Chinese electric vehicle maker Seres Group is gearing up for a blockbuster debut on the Hong Kong Stock Exchange, eyeing up to $1.7 billion in what’s shaping up to be one of Asia’s biggest tech listings this year. For Seres, this isn’t just about raising capital; it’s about cementing its comeback story, powered by an unlikely but potent ally: Huawei.
A Big Bet on Global Reach
Based in Chongqing, Seres plans to offer 100.2 million shares, priced at up to HK$131.50 each. Trading is slated to start on November 5, with final pricing on November 3. The IPO lands at a moment when Hong Kong’s listing scene is buzzing again, and Seres is stepping right into that momentum.
Investors are paying attention. The EV maker is pitching itself as more than another car company; it wants to be seen as a smart mobility brand with global reach, blending engineering with cutting-edge software from Huawei.
Confidence from Heavyweights
Seres’ IPO has already found solid ground with 22 cornerstone investors pledging roughly $826.5 million, covering nearly half the total deal size at the top range. The largest backer, the Chongqing Industrial Parent Fund, has committed about HK$2.18 billion. Other big names like Schroders, Mirae Asset, and China MeiDong Auto are also on board.
That kind of backing doesn’t come easy. It shows clear trust not only in Seres’ numbers but also in its story — one of grit, reinvention, and timing.
The Huawei Effect
A few years ago, Seres was barely on the radar. Its early EV efforts struggled to gain traction. Then came Huawei. The partnership gave birth to the Aito brand. Huawei brought in the tech muscle (from AI-driven cockpits to smart driving systems), while Seres handled design and manufacturing.

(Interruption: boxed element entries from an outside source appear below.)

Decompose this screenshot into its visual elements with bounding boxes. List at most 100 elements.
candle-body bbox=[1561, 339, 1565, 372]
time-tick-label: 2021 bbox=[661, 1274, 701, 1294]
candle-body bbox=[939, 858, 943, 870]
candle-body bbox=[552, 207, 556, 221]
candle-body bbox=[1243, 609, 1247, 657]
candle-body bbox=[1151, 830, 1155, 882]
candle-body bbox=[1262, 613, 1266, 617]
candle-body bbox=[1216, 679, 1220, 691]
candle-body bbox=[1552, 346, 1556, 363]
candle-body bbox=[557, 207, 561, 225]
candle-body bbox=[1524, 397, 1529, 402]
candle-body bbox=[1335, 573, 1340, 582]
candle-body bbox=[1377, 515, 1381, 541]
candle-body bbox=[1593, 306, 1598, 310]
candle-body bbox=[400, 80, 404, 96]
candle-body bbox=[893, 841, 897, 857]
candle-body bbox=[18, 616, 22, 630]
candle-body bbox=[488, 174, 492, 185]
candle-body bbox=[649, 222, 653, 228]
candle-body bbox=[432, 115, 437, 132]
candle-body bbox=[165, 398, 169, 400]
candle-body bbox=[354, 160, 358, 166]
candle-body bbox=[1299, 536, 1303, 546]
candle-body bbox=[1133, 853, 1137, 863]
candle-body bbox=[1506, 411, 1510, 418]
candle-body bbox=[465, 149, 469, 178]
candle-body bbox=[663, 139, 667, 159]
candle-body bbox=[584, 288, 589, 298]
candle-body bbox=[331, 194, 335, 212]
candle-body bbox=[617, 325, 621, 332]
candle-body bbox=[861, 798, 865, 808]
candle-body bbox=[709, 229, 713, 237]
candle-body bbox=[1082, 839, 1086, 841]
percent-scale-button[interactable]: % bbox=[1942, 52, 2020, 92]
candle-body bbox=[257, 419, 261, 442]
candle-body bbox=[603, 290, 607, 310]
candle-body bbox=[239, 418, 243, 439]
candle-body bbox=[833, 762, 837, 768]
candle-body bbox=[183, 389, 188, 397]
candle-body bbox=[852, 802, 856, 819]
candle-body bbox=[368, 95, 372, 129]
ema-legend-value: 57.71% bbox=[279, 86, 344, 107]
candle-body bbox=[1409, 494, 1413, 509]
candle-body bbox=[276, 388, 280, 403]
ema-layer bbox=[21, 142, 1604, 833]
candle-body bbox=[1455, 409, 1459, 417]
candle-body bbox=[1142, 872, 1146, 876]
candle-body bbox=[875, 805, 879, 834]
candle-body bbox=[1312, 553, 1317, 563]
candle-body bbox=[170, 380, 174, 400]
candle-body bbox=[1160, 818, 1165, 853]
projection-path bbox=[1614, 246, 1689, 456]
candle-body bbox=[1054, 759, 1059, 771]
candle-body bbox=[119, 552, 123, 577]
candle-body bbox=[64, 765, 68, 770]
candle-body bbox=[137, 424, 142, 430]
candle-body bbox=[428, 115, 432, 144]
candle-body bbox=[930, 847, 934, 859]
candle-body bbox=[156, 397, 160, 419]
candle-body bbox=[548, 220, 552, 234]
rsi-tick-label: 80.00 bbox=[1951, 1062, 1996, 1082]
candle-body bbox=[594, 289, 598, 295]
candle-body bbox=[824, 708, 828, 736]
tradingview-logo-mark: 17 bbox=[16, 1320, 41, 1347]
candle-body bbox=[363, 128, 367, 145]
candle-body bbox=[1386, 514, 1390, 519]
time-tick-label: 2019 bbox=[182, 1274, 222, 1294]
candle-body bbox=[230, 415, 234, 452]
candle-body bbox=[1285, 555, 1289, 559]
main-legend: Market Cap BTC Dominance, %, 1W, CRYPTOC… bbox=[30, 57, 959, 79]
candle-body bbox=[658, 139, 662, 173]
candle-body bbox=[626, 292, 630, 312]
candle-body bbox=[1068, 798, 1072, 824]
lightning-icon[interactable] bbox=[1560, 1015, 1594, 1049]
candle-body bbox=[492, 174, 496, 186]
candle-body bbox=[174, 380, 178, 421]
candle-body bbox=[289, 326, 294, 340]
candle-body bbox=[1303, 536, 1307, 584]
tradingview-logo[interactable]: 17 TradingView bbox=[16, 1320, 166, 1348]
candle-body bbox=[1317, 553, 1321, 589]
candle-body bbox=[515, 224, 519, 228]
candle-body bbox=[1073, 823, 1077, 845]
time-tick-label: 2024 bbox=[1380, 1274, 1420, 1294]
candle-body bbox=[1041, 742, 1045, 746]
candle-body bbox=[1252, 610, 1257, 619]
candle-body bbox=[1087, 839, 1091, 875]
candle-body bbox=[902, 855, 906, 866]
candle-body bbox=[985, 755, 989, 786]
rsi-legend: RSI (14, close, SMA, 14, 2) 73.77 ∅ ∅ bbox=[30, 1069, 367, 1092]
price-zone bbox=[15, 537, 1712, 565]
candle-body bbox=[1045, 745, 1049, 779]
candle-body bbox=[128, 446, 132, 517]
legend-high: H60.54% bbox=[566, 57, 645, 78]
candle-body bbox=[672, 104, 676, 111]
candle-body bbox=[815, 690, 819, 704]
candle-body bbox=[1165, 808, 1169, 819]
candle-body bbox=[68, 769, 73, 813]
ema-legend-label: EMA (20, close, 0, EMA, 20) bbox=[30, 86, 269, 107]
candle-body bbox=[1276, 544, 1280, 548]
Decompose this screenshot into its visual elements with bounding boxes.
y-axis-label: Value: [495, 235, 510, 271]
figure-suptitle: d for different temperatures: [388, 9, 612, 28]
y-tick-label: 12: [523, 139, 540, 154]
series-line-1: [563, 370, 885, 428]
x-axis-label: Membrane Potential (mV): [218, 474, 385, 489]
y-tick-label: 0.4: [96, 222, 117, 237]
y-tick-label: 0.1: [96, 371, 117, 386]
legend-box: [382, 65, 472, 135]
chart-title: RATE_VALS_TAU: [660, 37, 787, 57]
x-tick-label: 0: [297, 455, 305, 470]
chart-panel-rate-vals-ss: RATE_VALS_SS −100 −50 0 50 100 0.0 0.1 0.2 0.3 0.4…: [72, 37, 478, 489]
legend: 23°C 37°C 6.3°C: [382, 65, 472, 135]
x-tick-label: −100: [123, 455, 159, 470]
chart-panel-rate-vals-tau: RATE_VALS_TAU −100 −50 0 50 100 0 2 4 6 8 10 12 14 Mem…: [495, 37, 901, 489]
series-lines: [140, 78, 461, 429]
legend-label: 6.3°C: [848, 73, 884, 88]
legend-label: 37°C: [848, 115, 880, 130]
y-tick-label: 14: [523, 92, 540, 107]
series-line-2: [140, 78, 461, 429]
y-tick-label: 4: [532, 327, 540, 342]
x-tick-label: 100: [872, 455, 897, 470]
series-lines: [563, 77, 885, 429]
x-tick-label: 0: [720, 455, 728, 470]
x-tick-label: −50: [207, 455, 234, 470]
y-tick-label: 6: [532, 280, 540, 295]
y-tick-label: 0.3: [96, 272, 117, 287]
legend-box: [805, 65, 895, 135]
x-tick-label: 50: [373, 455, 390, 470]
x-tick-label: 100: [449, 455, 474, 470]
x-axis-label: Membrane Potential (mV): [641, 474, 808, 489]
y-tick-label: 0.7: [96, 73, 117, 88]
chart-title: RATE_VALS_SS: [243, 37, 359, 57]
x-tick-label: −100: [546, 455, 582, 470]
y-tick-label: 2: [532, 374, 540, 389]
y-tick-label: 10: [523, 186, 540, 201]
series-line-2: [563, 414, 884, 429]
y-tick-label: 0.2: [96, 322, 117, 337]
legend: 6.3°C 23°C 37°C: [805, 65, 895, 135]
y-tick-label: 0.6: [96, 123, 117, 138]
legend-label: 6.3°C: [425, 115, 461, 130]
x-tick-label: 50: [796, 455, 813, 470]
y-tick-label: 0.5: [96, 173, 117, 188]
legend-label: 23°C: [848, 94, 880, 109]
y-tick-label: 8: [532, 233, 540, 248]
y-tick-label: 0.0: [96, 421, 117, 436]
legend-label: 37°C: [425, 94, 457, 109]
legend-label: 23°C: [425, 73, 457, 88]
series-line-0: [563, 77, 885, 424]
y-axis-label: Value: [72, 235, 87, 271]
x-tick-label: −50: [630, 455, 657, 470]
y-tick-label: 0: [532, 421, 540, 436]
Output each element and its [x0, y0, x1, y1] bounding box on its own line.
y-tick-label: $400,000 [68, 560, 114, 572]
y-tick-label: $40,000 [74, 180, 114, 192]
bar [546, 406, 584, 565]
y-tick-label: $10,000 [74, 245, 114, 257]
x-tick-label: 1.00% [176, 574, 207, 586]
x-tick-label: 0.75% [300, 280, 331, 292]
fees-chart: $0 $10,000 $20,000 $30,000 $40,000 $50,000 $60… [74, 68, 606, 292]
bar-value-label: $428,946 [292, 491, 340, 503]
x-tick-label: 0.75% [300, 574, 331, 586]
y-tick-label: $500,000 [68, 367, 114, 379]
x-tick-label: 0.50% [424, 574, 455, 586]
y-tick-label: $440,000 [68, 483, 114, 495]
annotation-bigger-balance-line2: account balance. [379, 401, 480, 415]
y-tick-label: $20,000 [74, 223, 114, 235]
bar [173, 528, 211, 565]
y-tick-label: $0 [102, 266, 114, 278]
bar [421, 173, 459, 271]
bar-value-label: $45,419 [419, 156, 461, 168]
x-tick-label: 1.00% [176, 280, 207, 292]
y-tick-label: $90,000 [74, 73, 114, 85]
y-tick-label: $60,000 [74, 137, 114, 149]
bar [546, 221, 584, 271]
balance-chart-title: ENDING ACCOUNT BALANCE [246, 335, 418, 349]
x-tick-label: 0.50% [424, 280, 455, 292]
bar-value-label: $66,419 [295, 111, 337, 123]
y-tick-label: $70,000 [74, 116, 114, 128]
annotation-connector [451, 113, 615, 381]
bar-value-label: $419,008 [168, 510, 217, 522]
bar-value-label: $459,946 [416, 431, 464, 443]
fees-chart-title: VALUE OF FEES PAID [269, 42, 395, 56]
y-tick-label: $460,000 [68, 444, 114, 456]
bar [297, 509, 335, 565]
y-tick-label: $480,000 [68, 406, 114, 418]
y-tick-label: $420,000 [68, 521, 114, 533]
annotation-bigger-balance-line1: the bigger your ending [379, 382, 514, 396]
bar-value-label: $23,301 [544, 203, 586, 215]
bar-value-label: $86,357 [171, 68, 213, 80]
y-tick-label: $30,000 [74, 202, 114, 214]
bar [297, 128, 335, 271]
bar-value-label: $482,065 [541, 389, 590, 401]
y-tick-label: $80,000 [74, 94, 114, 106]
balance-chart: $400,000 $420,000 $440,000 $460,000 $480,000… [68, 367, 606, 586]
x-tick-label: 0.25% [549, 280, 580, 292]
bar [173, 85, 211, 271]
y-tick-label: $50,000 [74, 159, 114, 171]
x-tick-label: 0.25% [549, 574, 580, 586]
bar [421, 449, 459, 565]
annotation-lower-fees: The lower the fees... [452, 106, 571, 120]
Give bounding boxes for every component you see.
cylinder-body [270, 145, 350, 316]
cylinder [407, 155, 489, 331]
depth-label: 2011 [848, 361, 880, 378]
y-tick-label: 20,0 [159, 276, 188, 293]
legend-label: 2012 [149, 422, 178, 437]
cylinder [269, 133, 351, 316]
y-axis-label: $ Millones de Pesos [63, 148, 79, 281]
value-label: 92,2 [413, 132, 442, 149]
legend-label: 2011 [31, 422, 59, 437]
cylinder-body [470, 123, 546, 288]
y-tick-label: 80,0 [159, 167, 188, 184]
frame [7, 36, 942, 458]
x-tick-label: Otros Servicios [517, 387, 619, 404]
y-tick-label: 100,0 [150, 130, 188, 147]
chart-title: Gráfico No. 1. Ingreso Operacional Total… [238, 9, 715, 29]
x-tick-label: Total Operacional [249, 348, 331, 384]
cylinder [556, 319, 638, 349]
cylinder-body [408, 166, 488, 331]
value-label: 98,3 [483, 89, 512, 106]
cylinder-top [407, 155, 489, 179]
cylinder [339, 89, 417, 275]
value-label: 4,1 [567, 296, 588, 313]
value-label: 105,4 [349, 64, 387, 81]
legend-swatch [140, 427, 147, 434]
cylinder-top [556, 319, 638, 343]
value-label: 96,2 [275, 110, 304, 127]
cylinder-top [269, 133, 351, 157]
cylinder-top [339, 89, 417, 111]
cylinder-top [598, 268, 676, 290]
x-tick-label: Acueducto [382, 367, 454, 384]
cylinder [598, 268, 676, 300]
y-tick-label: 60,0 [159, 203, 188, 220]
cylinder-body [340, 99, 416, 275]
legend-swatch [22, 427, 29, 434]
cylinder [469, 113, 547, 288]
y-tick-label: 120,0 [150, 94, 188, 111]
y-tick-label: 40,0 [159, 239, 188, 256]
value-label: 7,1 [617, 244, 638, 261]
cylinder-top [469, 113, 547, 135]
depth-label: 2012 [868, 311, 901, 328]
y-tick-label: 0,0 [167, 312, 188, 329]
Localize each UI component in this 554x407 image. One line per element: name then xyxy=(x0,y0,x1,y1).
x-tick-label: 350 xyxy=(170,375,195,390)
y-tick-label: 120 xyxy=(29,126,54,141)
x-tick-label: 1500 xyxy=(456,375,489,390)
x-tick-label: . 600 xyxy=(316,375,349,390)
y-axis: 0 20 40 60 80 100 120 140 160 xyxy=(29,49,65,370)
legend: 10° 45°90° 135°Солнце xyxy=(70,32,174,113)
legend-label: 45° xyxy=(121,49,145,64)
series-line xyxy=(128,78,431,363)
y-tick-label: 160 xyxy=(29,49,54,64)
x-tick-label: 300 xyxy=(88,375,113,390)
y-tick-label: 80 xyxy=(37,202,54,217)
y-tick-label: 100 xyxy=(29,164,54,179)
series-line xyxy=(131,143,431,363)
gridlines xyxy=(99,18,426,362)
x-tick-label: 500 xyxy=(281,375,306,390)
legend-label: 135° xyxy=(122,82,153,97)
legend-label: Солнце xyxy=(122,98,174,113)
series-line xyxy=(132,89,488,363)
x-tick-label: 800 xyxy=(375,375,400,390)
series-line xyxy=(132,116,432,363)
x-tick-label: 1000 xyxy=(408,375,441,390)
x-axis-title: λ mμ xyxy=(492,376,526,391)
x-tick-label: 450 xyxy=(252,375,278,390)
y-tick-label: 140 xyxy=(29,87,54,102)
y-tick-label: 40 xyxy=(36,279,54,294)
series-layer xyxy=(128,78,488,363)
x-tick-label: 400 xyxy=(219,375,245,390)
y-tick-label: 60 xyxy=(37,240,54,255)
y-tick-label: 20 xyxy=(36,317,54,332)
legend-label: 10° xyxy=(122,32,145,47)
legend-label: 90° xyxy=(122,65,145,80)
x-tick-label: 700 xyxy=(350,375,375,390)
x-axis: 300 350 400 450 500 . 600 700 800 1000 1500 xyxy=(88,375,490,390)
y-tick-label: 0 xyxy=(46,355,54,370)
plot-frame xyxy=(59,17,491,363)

The results were dramatic. In 2024, Seres delivered 426,900 EVs, a 183% jump from the year before, and finally turned a profit after five years, earning 5.9 billion yuan. The momentum carried into 2025, with first-half profits climbing another 81% year-over-year to 2.94 billion yuan.
The Aito M9, the flagship SUV, has been a runaway hit leading China’s premium SUV segment above 500,000 yuan for 17 straight months.
What the Money Will Fuel
Seres isn’t slowing down. About 70% of the IPO funds will go toward research and development, including work on next-gen EV architectures, battery tech, and software integration. Another 20% is set aside for overseas expansion — showrooms, charging infrastructure, and regional partnerships.
The rest will strengthen operations as Seres prepares to take its story global.
Hong Kong’s Comeback and Seres’ Next Chapter
Seres’ listing also rides on Hong Kong’s own comeback. The city has pulled in $23.9 billion from IPOs in the first nine months of 2025, nearly triple last year’s total. It’s the most active the exchange has been since 2021.
Looking ahead, Seres plans to open 100 experience centers across Europe and the Middle East by 2026, and, together with Huawei, build a supercharging network covering 80% of major international highways. The Aito brand already debuted in Europe at the IAA Mobility Show in Munich, with Middle East launches on the way.
More Than an IPO
For Seres, this public offering is less of a finish line and more of a launchpad. A few years ago, the company was fighting for relevance. Now it’s a headline act in the global EV race, driven by technology, partnerships, and a clear belief that Chinese innovation can compete anywhere.
The road ahead won’t be easy. But for Seres, every kilometer now counts.